Enviada em 13/03/2020

Nelson Mandela, importante ativista pelos direitos humanos na África do Sul, em seu discurso afirmou: “a educação é a arma mais importante para mudar o mundo”. Diante disso, Mandela propôs que, quando uma sociedade tem a sua base na educação, ela se torna mais resistente para superar qualquer mazela social. Entretanto, essa realidade pode sofrer um paradoxo, na medida em que não são todos os que têm acesso à educação. Nesse contexto, encontra-se o Brasil, que lamentavelmente tem sofrido com grande porcentagem de analfabetismo funcional. Por isso, faz-se necessário entender as causas dessa problemática e suas consequências no território nacional.

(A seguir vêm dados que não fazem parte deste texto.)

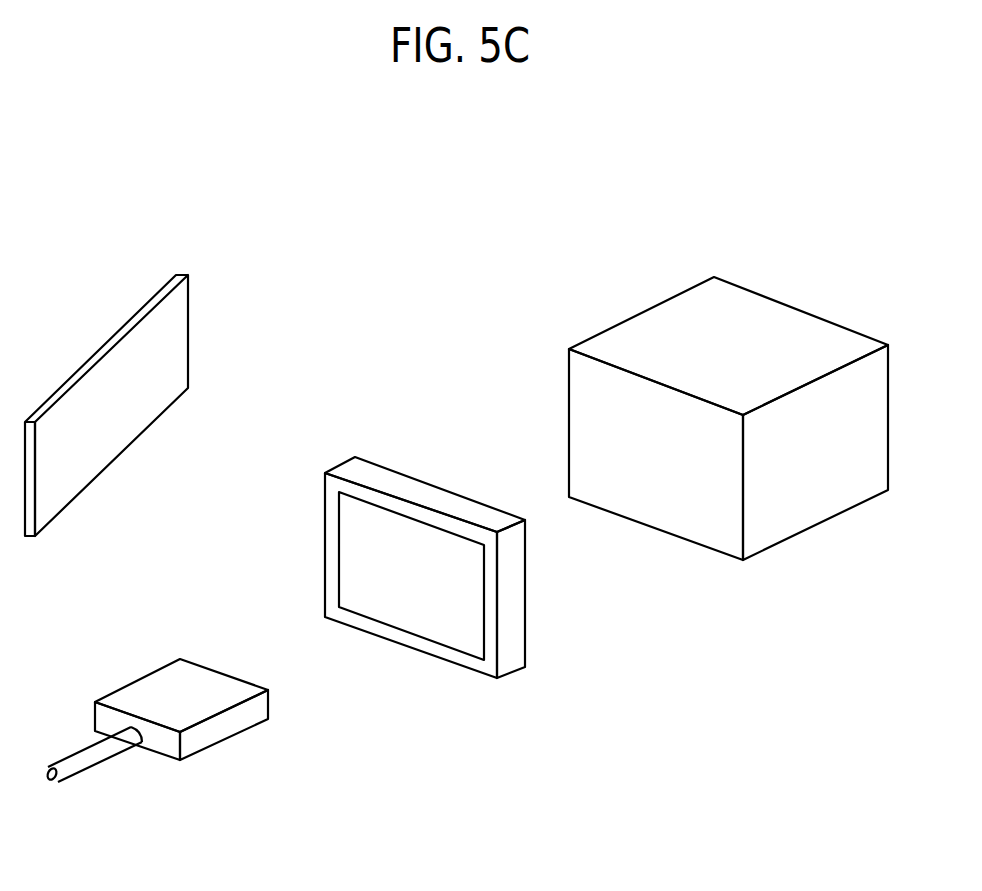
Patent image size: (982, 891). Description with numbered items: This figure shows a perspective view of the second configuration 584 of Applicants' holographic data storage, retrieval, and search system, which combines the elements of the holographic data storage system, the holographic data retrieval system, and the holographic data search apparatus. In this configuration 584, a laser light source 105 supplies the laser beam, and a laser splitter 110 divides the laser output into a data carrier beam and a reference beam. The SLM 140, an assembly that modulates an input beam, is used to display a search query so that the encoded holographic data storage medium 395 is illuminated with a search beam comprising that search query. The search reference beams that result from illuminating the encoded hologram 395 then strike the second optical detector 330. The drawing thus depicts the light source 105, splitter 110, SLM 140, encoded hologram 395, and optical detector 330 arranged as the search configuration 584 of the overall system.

The laser light source 105 is at (82, 760).
The laser splitter 110 is at (217, 729).
The spatial light modulator assembly 140 is at (513, 657).
The second optical detector 330 is at (176, 353).
The encoded holographic data storage medium 395 is at (820, 508).
The configuration 584 is at (440, 763).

Vale ressaltar que a persistência do analfabetismo no Brasil tem como causa a falta do apoio familiar. Nesse sentido, é possível perceber dentro desse contexto a propagação do pensamento errôneo de que “ir à escola não tem tanta importância”, de forma que é necessária a ajuda em casa do que utilizar esse tempo na escola. Diante desse fato, vários jovens e adultos deixam de lado a oportunidade do acesso à alfabetização, comprometendo, assim, o seu futuro social e, também, profissional. Além disso, a localização torna-se um fator para a tomada dessa ação, uma vez que muitas escolas encontram-se em lugares distantes de onde algumas pessoas moram, como as favelas, por exemplo, prejudicando aqueles que querem ir, mas não podem, pela localização de difícil acesso ou, também, pela falta de transporte.

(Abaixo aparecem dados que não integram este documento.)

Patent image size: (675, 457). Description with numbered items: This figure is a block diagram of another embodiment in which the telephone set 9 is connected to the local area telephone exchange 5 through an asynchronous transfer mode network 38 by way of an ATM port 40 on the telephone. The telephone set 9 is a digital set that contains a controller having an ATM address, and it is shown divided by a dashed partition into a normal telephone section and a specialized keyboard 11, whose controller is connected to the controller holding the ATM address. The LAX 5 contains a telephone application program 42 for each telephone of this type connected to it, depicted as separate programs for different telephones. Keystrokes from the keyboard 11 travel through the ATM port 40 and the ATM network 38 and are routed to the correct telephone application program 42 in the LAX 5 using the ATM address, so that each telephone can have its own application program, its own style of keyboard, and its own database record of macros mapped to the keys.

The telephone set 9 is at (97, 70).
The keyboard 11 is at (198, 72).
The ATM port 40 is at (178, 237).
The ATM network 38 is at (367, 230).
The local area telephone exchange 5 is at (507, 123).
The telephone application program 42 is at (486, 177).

Outrossim, a não formação em alfabetização tem gerado, como consequência, o desemprego e, também, a exclusão social. Dessa forma, o mercado de trabalho atual tem exigido cada vez mais qualificação profissional, esta que o indivíduo analfabeto não possui, tendo, como resultado, o desemprego. Ademais, a exclusão de indivíduos que não possuem essa formação é evidente no contexto social. Logo, a sociedade os menospreza pelo fato de não saberem ler ou escrever, de maneira que os indivíduos sintam-se rejeitados no âmbito social no qual convivem e, muitas vezes, sem vontade de querer estudar o que não tiverem a oportunidade de aprender.

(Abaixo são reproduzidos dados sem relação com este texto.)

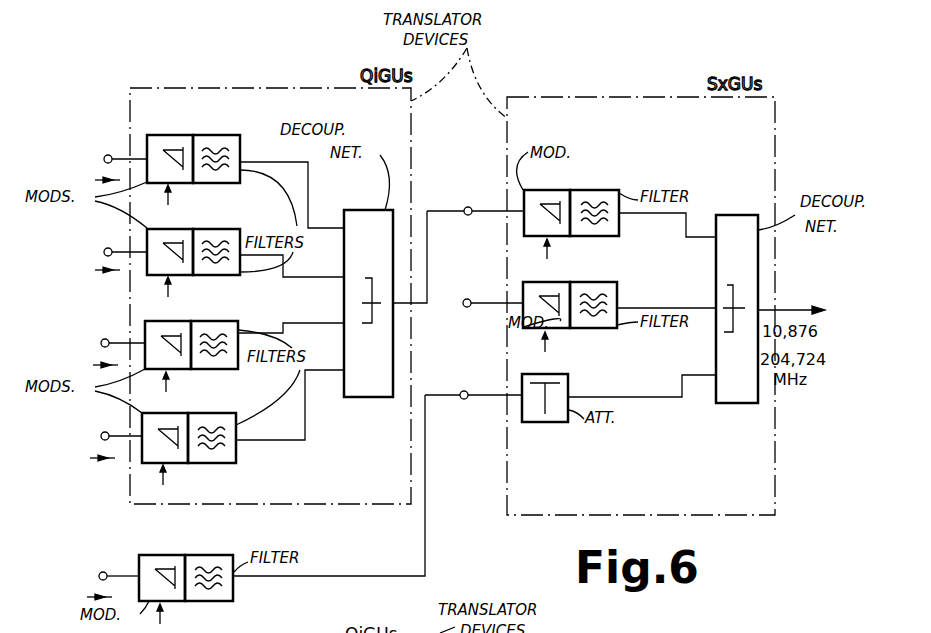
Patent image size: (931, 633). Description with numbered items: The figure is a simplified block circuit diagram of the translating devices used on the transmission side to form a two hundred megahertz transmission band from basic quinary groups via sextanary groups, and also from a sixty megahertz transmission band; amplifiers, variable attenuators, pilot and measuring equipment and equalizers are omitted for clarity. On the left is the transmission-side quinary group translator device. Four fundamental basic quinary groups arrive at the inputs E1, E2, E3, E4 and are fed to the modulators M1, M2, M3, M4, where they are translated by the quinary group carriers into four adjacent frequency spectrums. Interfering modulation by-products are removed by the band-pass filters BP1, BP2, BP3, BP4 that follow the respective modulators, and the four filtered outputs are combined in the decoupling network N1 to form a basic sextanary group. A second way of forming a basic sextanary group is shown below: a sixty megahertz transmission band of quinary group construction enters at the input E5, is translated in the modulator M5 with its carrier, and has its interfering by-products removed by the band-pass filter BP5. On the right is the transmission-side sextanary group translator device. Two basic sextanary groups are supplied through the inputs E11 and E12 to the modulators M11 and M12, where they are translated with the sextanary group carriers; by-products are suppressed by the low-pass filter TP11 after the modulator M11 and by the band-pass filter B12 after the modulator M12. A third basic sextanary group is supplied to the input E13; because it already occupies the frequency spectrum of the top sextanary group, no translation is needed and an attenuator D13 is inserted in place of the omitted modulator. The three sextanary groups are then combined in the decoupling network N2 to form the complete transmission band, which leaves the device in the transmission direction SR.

The input E1 is at (121, 144).
The input E2 is at (121, 238).
The input E3 is at (118, 331).
The input E4 is at (117, 425).
The input E5 is at (113, 563).
The modulator M1 is at (204, 160).
The modulator M2 is at (203, 254).
The modulator M3 is at (202, 347).
The modulator M4 is at (200, 440).
The modulator M5 is at (197, 580).
The band-pass filter BP1 is at (268, 171).
The band-pass filter BP2 is at (268, 243).
The band-pass filter BP3 is at (267, 335).
The band-pass filter BP4 is at (266, 416).
The band-pass filter BP5 is at (305, 498).
The decoupling network N1 is at (385, 292).
The decoupling network N2 is at (737, 296).
The input E11 is at (475, 193).
The input E12 is at (493, 292).
The input E13 is at (473, 381).
The modulator M11 is at (592, 215).
The low-pass filter TP11 is at (643, 203).
The modulator M12 is at (590, 307).
The band-pass filter B12 is at (643, 294).
The attenuator D13 is at (619, 388).
The transmission direction SR is at (791, 299).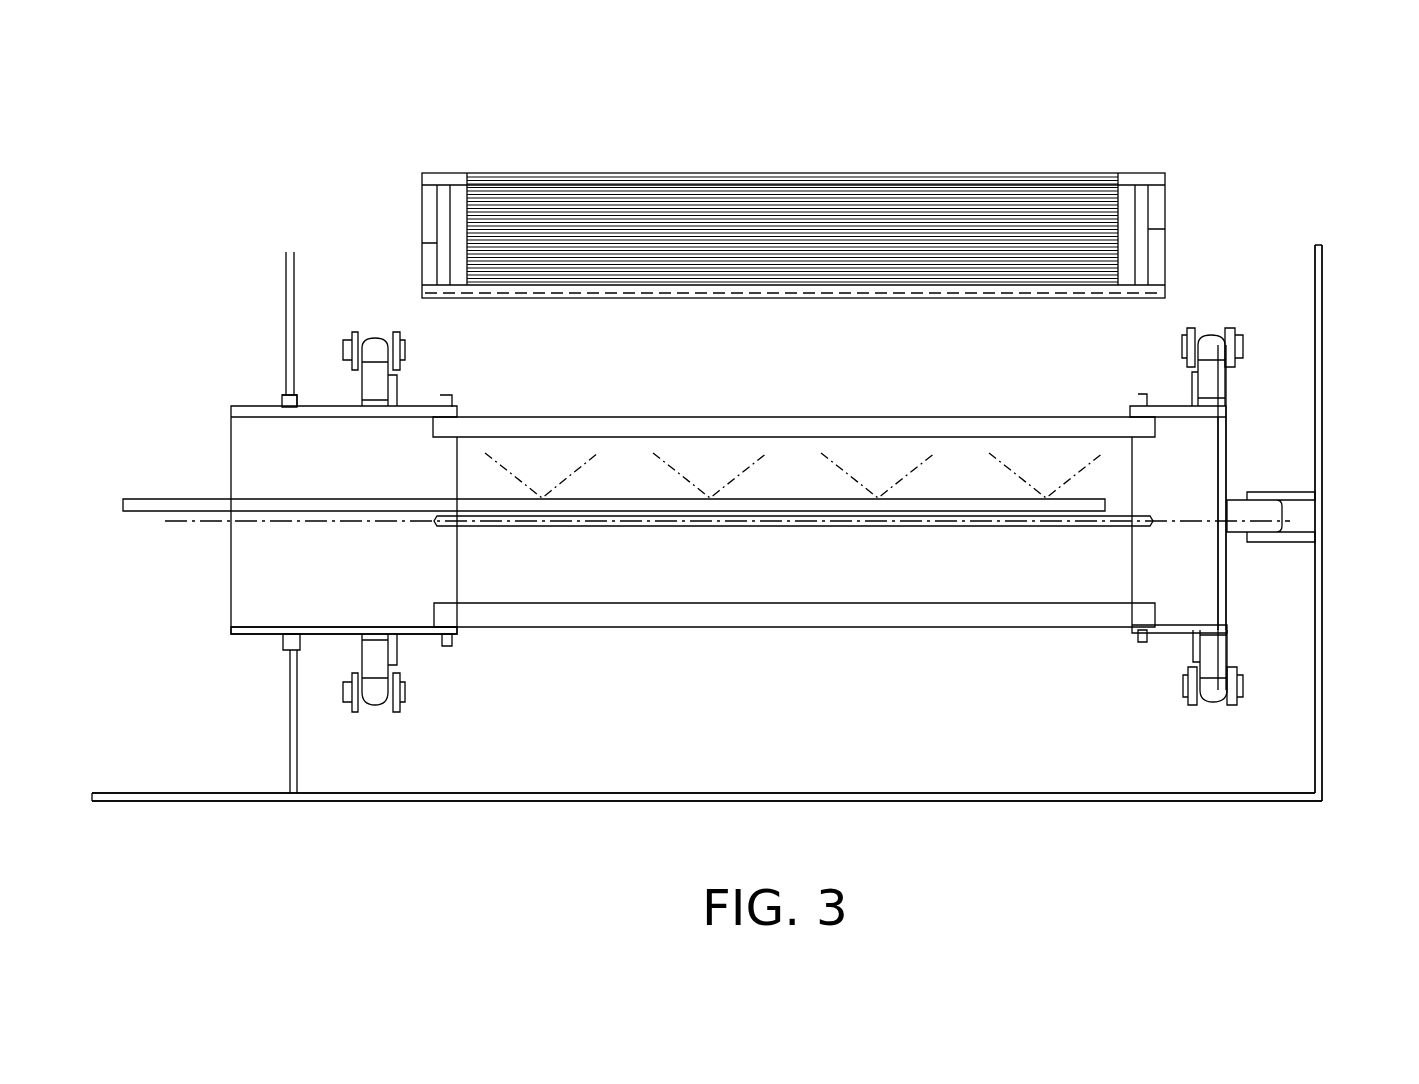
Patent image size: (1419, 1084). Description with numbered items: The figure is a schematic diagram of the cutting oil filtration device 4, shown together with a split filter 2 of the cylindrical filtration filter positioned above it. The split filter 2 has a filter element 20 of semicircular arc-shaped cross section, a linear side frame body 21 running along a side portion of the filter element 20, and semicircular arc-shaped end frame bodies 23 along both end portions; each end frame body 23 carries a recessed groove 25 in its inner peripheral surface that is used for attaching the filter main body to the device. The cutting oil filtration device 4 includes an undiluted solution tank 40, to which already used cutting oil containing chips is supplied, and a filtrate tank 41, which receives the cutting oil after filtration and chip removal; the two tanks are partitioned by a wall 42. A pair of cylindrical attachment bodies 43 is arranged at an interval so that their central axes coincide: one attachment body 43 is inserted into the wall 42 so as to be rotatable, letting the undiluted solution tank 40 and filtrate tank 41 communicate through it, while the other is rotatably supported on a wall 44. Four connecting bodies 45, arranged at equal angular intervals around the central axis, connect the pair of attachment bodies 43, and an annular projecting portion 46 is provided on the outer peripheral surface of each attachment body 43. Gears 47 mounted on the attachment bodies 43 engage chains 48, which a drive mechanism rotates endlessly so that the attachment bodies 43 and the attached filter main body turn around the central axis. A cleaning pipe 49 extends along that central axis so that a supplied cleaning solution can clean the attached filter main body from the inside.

The split filter 2 is at (699, 164).
The filter element 20 is at (908, 192).
The side frame body 21 is at (1165, 287).
The end frame body 23 is at (422, 210).
The recessed groove 25 is at (422, 243).
The cutting oil filtration device 4 is at (1327, 211).
The undiluted solution tank 40 is at (707, 763).
The filtrate tank 41 is at (172, 765).
The wall 42 is at (290, 728).
The attachment body 43 is at (325, 636).
The wall 44 is at (1322, 730).
The connecting body 45 is at (1076, 415).
The annular projecting portion 46 is at (447, 647).
The gear 47 is at (385, 653).
The chain 48 is at (358, 712).
The cleaning pipe 49 is at (157, 497).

Portanto, cabe ao Ministério da Educação, juntamente com as famílias investirem na promoção da alfabetização aos cidadãos. Dessa forma, o Ministério deve prover recursos para o acesso dos mesmos as escolas, por meio do de transportes escolares e, também, materiais para ser utilizados em sala de aula, para que, assim, a população possa ter acesso à alfabetização. Além disso, as famílias devem fornecer o apoio essencial para a amenização do problema, por meio do incentivo para ir a escola e ajudando-o no que for preciso, logo, o apoio familiar será evidente. Dessa forma, sociedade e Governo possam combaterem juntos o analfabetismo funcional e ele não ser mais recorrente no convívio social.